One way to prevent desperate exchanges is to place limits on the financial compensation provided to volunteers, for example merely covering travel and inconvenience costs. But this solution might be thought to threaten to undermine the possibility of running challenge trials at all. Who is going to volunteer to put his life at risk for nothing?
There’s some evidence that people would be willing to volunteer even without serious fiscal compensation. In the case of blood donation, unpaid voluntary systems see high donation rates and higher donor quality than market-based, paid-donation systems such as the U.S.’s. As I write this 38,659 volunteers from 166 countries have already signed up to be Challenge Trial volunteers with “1 Day Sooner,” a pro-Challenge Trial organization focusing on COVID-19 trials. These volunteers expect no monetary compensation, and are primarily motivated by ethical considerations.
The advocates of challenge trials systematically failed to win the argument as COVID-19 spread across the globe in 2020. Medical regulators deemed the ethical concerns too great. But the tide may now be changing. This February, British regulators approved a COVID-19 challenge trial. When time-in-trial equates with lives lost, the promise of challenge trials may prove too strong to ignore.
Respond to the following questions in your notes and through classroom discussion.
- What moral considerations could possibly explain our hesitancy to allow willing volunteers to help with the process of finding an effective COVID-19 vaccine?

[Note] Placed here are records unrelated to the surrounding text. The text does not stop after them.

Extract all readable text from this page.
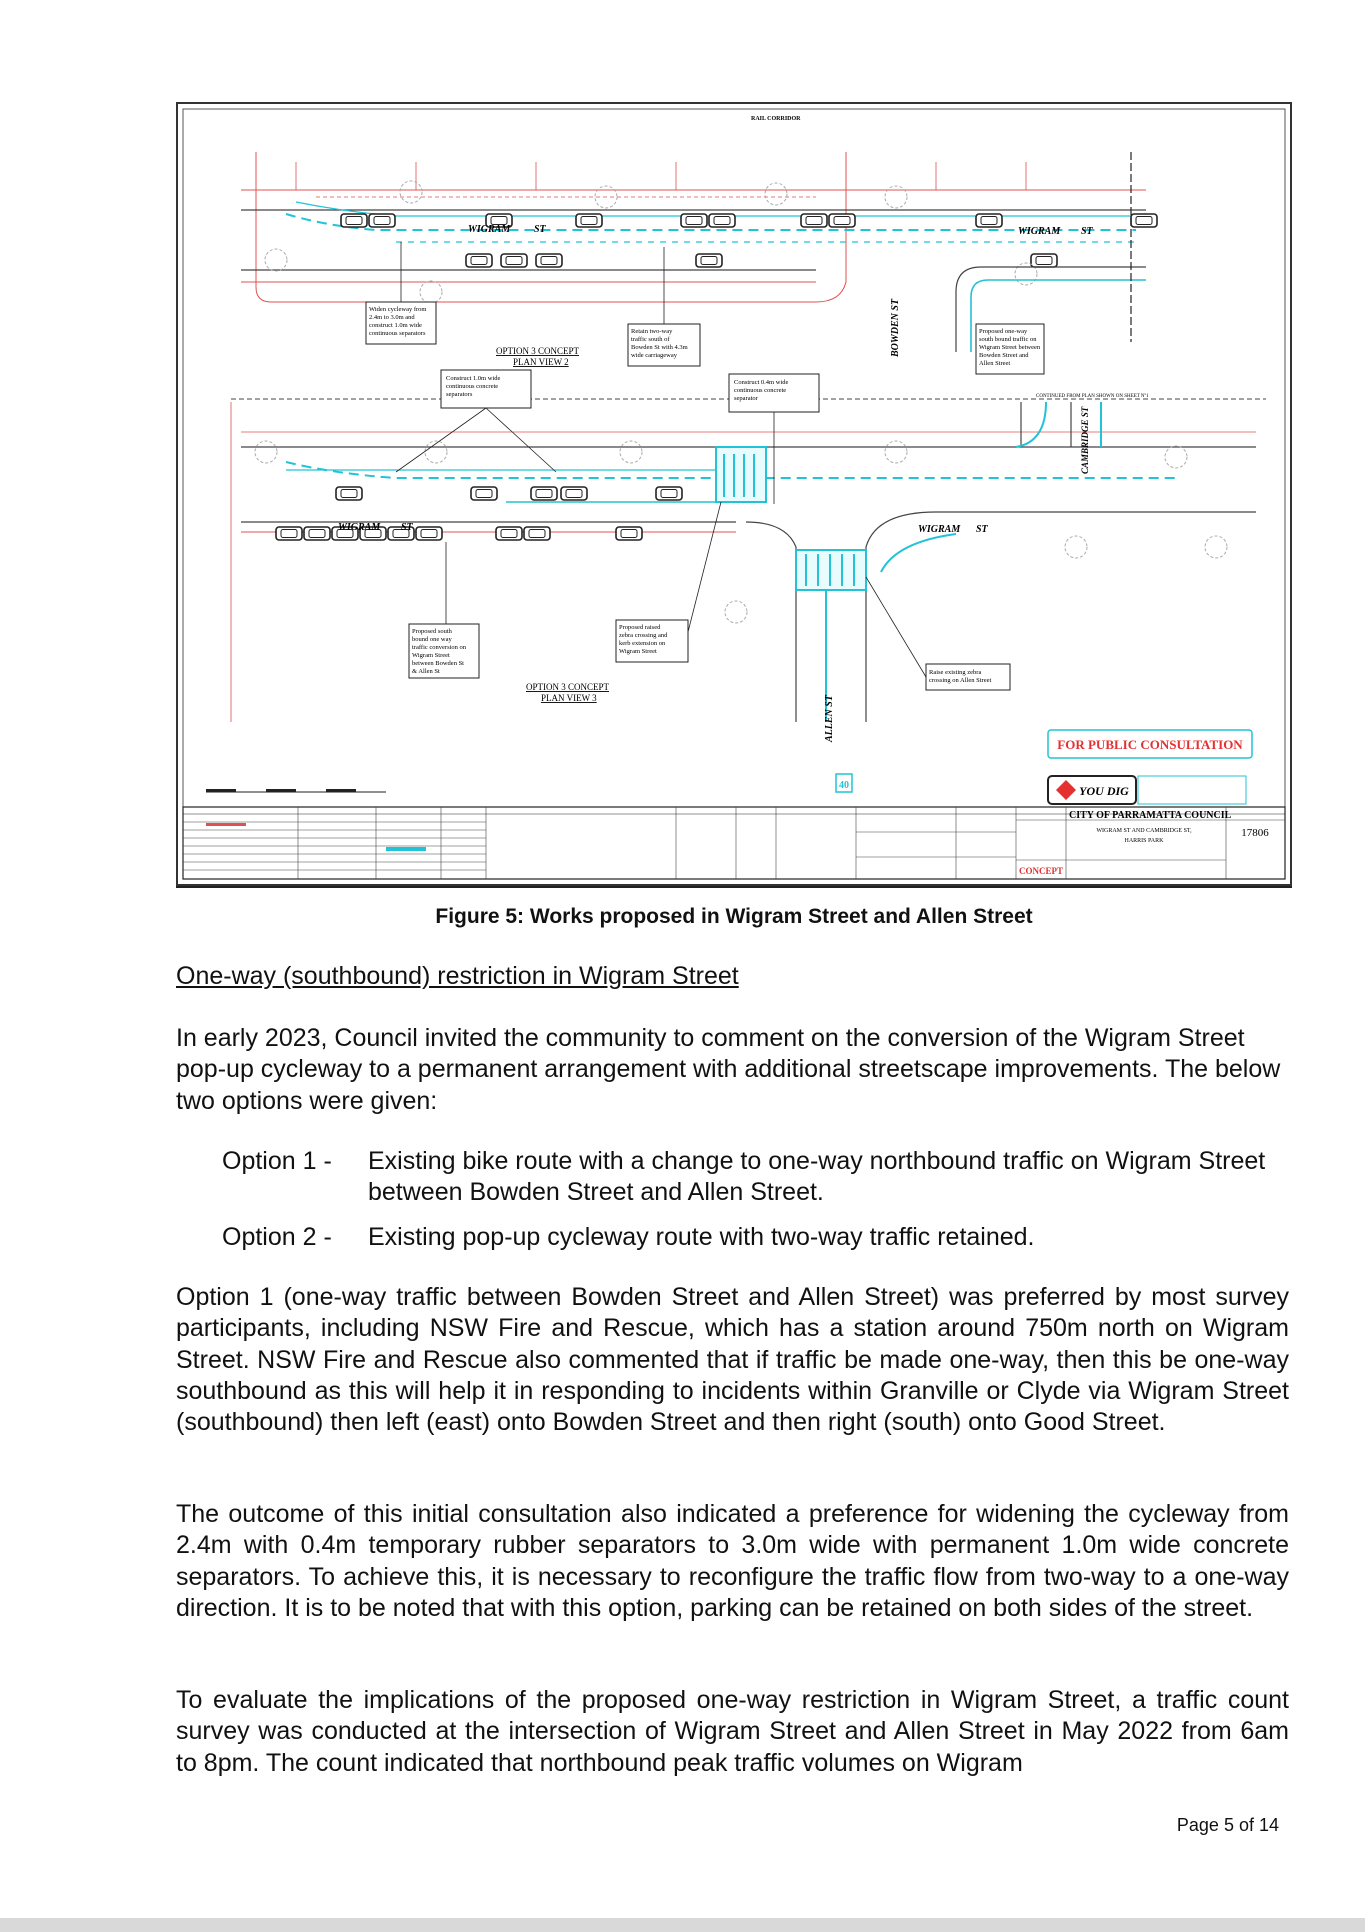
WIGRAM ST	WIGRAM ST
BOWDEN ST
RAIL CORRIDOR
OPTION 3 CONCEPT
PLAN VIEW 2
WIGRAM ST	WIGRAM ST
ALLEN ST
CAMBRIDGE ST
CONTINUED FROM PLAN SHOWN ON SHEET Nº1
OPTION 3 CONCEPT
PLAN VIEW 3
40
Widen cycleway from 2.4m to 3.0m and construct 1.0m wide continuous separators	Retain two-way traffic south of Bowden St with 4.3m wide carriageway
Proposed one-way south bound traffic on Wigram Street between Bowden Street and Allen Street
Construct 1.0m wide continuous concrete separators
Construct 0.4m wide continuous concrete separator
Proposed south bound one way traffic conversion on Wigram Street between Bowden St & Allen St
Proposed raised zebra crossing and kerb extension on Wigram Street
Raise existing zebra crossing on Allen Street
FOR PUBLIC CONSULTATION
YOU DIG
CITY OF PARRAMATTA COUNCIL
WIGRAM ST AND CAMBRIDGE ST,
HARRIS PARK
17806
CONCEPT
Figure 5: Works proposed in Wigram Street and Allen Street
One-way (southbound) restriction in Wigram Street

In early 2023, Council invited the community to comment on the conversion of the Wigram Street pop-up cycleway to a permanent arrangement with additional streetscape improvements. The below two options were given:

Option 1 -	Existing bike route with a change to one-way northbound traffic on Wigram Street between Bowden Street and Allen Street.
Option 2 -	Existing pop-up cycleway route with two-way traffic retained.

Option 1 (one-way traffic between Bowden Street and Allen Street) was preferred by most survey participants, including NSW Fire and Rescue, which has a station around 750m north on Wigram Street. NSW Fire and Rescue also commented that if traffic be made one-way, then this be one-way southbound as this will help it in responding to incidents within Granville or Clyde via Wigram Street (southbound) then left (east) onto Bowden Street and then right (south) onto Good Street.

The outcome of this initial consultation also indicated a preference for widening the cycleway from 2.4m with 0.4m temporary rubber separators to 3.0m wide with permanent 1.0m wide concrete separators. To achieve this, it is necessary to reconfigure the traffic flow from two-way to a one-way direction. It is to be noted that with this option, parking can be retained on both sides of the street.

To evaluate the implications of the proposed one-way restriction in Wigram Street, a traffic count survey was conducted at the intersection of Wigram Street and Allen Street in May 2022 from 6am to 8pm. The count indicated that northbound peak traffic volumes on Wigram

Page 5 of 14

- How can we safeguard against the possibility of “desperate exchange” – that is, having vulnerable populations provide consent that is motivated by their precarious position?

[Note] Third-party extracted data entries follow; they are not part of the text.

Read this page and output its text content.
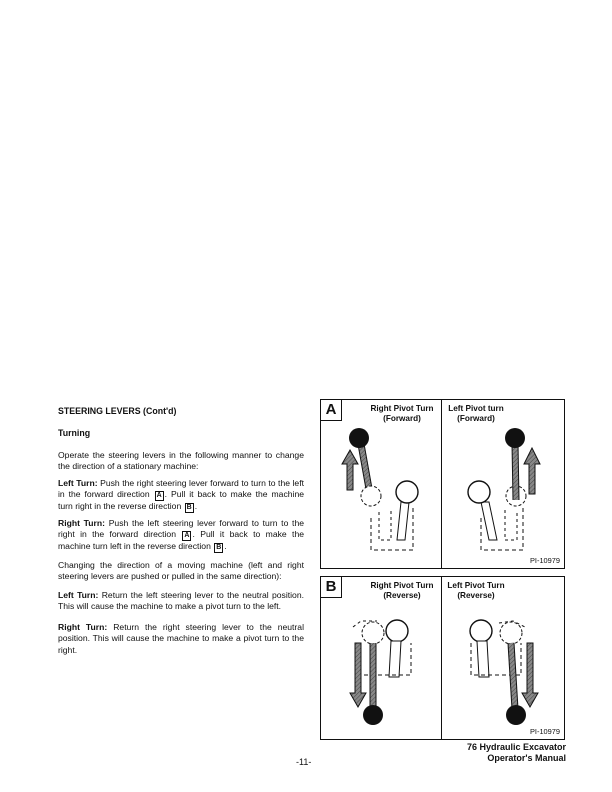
STEERING LEVERS (Cont'd)
Turning
Operate the steering levers in the following manner to change the direction of a stationary machine:
Left Turn: Push the right steering lever forward to turn to the left in the forward direction A . Pull it back to make the machine turn right in the reverse direction B .
Right Turn: Push the left steering lever forward to turn to the right in the forward direction A . Pull it back to make the machine turn left in the reverse direction B .
Changing the direction of a moving machine (left and right steering levers are pushed or pulled in the same direction):
Left Turn: Return the left steering lever to the neutral position. This will cause the machine to make a pivot turn to the left.
Right Turn: Return the right steering lever to the neutral position. This will cause the machine to make a pivot turn to the right.
A	Right Pivot Turn
(Forward)
Left Pivot turn
(Forward)
PI-10979
B	Right Pivot Turn
(Reverse)
Left Pivot Turn
(Reverse)
PI-10979
-11-
76 Hydraulic Excavator
Operator's Manual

- The author asks whether we can “really accept greater risk of harm and death in a small group in order to protect society as a whole,” and also wonders whether there are “moral limits” to what anyone can be tasked with doing in order to serve the “greater good.” Should these worries concern us? Can we allow a small few to be harmed so that the rest of us might benefit? Why should arguments concerning sacrifice for the “greater good” give us pause?